If the financial system reacts badly to increased yields, although, the Fed and Financial institution of England would possibly properly shift again to uber-dovishness. The withdrawal of emergency authorities spending measures in a lot of the world may also give the doves a brand new cause to maintain charges low.

Lastly, there’s uncertainty in regards to the market response itself.

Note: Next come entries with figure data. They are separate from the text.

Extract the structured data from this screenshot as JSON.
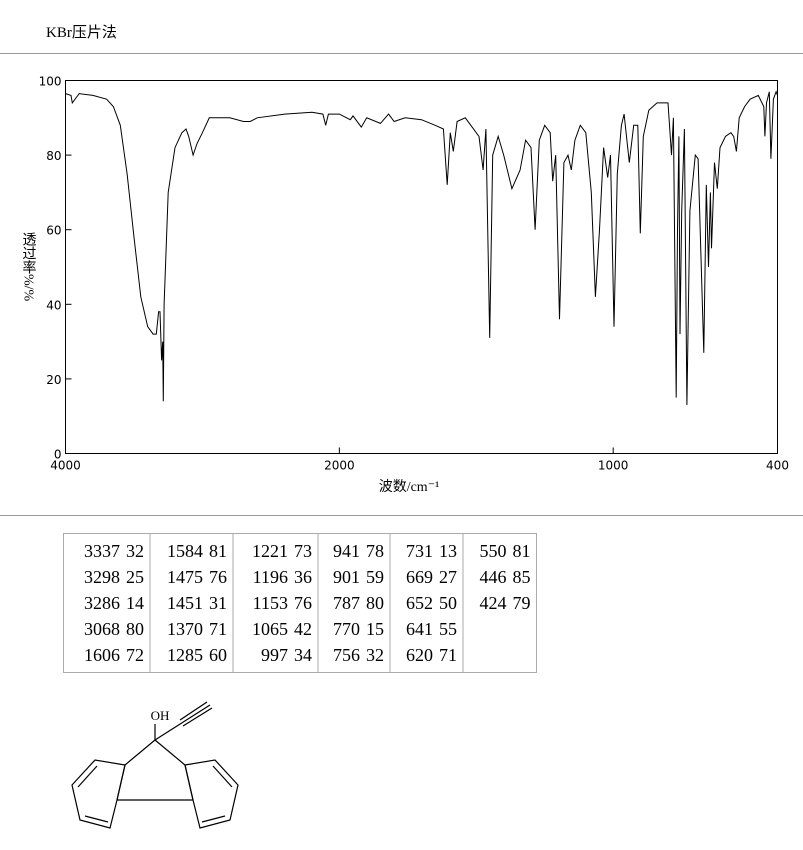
{
  "header": {
    "title": "KBr压片法"
  },
  "chart_data": {
    "type": "line",
    "xlabel": "波数/cm⁻¹",
    "ylabel": "透过率%/%",
    "xlim": [
      4000,
      400
    ],
    "ylim": [
      0,
      100
    ],
    "xticks": [
      4000,
      2000,
      1000,
      400
    ],
    "yticks": [
      0,
      20,
      40,
      60,
      80,
      100
    ],
    "series": [
      {
        "color": "#000000",
        "x": [
          4000,
          3960,
          3950,
          3900,
          3800,
          3700,
          3650,
          3600,
          3550,
          3500,
          3450,
          3400,
          3360,
          3337,
          3320,
          3310,
          3298,
          3290,
          3286,
          3280,
          3250,
          3200,
          3150,
          3120,
          3100,
          3068,
          3040,
          3000,
          2950,
          2900,
          2800,
          2700,
          2650,
          2600,
          2400,
          2200,
          2120,
          2100,
          2080,
          2000,
          1960,
          1950,
          1920,
          1900,
          1850,
          1820,
          1800,
          1760,
          1700,
          1650,
          1620,
          1606,
          1595,
          1584,
          1570,
          1540,
          1520,
          1490,
          1475,
          1465,
          1451,
          1440,
          1420,
          1400,
          1370,
          1340,
          1320,
          1300,
          1285,
          1270,
          1250,
          1230,
          1221,
          1210,
          1196,
          1180,
          1165,
          1153,
          1140,
          1120,
          1100,
          1080,
          1065,
          1050,
          1035,
          1020,
          1010,
          997,
          985,
          970,
          960,
          941,
          925,
          910,
          901,
          890,
          870,
          840,
          800,
          787,
          780,
          770,
          765,
          760,
          756,
          750,
          740,
          731,
          720,
          700,
          690,
          669,
          660,
          652,
          645,
          641,
          630,
          620,
          610,
          590,
          570,
          560,
          550,
          540,
          520,
          500,
          470,
          450,
          446,
          440,
          430,
          424,
          415,
          405,
          400
        ],
        "values": [
          96.5,
          96,
          94,
          96.5,
          96,
          95,
          93,
          88,
          75,
          58,
          42,
          34,
          32,
          32,
          38,
          38,
          25,
          30,
          14,
          40,
          70,
          82,
          86,
          87,
          85,
          80,
          83,
          86,
          90,
          90,
          90,
          89,
          89,
          90,
          91,
          91.5,
          91,
          88,
          91,
          91,
          89.5,
          90.5,
          87.5,
          90,
          88.5,
          91,
          89,
          90,
          89.5,
          88,
          87,
          72,
          86,
          81,
          89,
          90,
          88,
          85,
          76,
          87,
          31,
          80,
          85,
          80,
          71,
          76,
          84,
          82,
          60,
          84,
          88,
          86,
          73,
          80,
          36,
          78,
          80,
          76,
          84,
          88,
          86,
          70,
          42,
          60,
          82,
          74,
          80,
          34,
          75,
          88,
          91,
          78,
          88,
          88,
          59,
          85,
          92,
          94,
          94,
          80,
          90,
          15,
          60,
          85,
          32,
          65,
          87,
          13,
          65,
          80,
          79,
          27,
          72,
          50,
          70,
          55,
          78,
          71,
          82,
          85,
          86,
          85,
          81,
          90,
          93,
          95,
          96,
          93,
          85,
          94,
          97,
          79,
          95,
          97,
          96
        ]
      }
    ]
  },
  "table": {
    "columns": [
      [
        [
          3337,
          32
        ],
        [
          3298,
          25
        ],
        [
          3286,
          14
        ],
        [
          3068,
          80
        ],
        [
          1606,
          72
        ]
      ],
      [
        [
          1584,
          81
        ],
        [
          1475,
          76
        ],
        [
          1451,
          31
        ],
        [
          1370,
          71
        ],
        [
          1285,
          60
        ]
      ],
      [
        [
          1221,
          73
        ],
        [
          1196,
          36
        ],
        [
          1153,
          76
        ],
        [
          1065,
          42
        ],
        [
          997,
          34
        ]
      ],
      [
        [
          941,
          78
        ],
        [
          901,
          59
        ],
        [
          787,
          80
        ],
        [
          770,
          15
        ],
        [
          756,
          32
        ]
      ],
      [
        [
          731,
          13
        ],
        [
          669,
          27
        ],
        [
          652,
          50
        ],
        [
          641,
          55
        ],
        [
          620,
          71
        ]
      ],
      [
        [
          550,
          81
        ],
        [
          446,
          85
        ],
        [
          424,
          79
        ]
      ]
    ]
  },
  "structure": {
    "label": "OH"
  }
}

Possibly Tuesday’s bond strikes had been exacerbated by a mixture of momentum promoting and yields (which transfer in the other way to costs) rising above the brink of 1.5% on the 10-year and a pair of% on the 30-year. It may not be a coincidence that shares did properly on Friday as soon as the 10-year dropped again under 1.5%.

SHARE YOUR THOUGHTS

How involved are you in regards to the late September stock-price fall? Weigh in under. Spherical numbers shouldn’t matter, however typically do, whereas momentum is short-term. Tuesday’s transfer wasn’t pushed by an occasion on the day, so maybe the brand new narrative of hawkishness received stick. In spite of everything, it shouldn’t be that massive a deal to withdraw some financial help when inflation is greater than double the goal and coverage has by no means been simpler.

Given Huge Tech’s outsize share of the general market, buyers within the S&P 500 should be satisfied that if bond yields are going to maintain rising, it is going to be for the great cause of an accelerating financial system, not the unhealthy cause of sticky inflation pushing central banks to behave.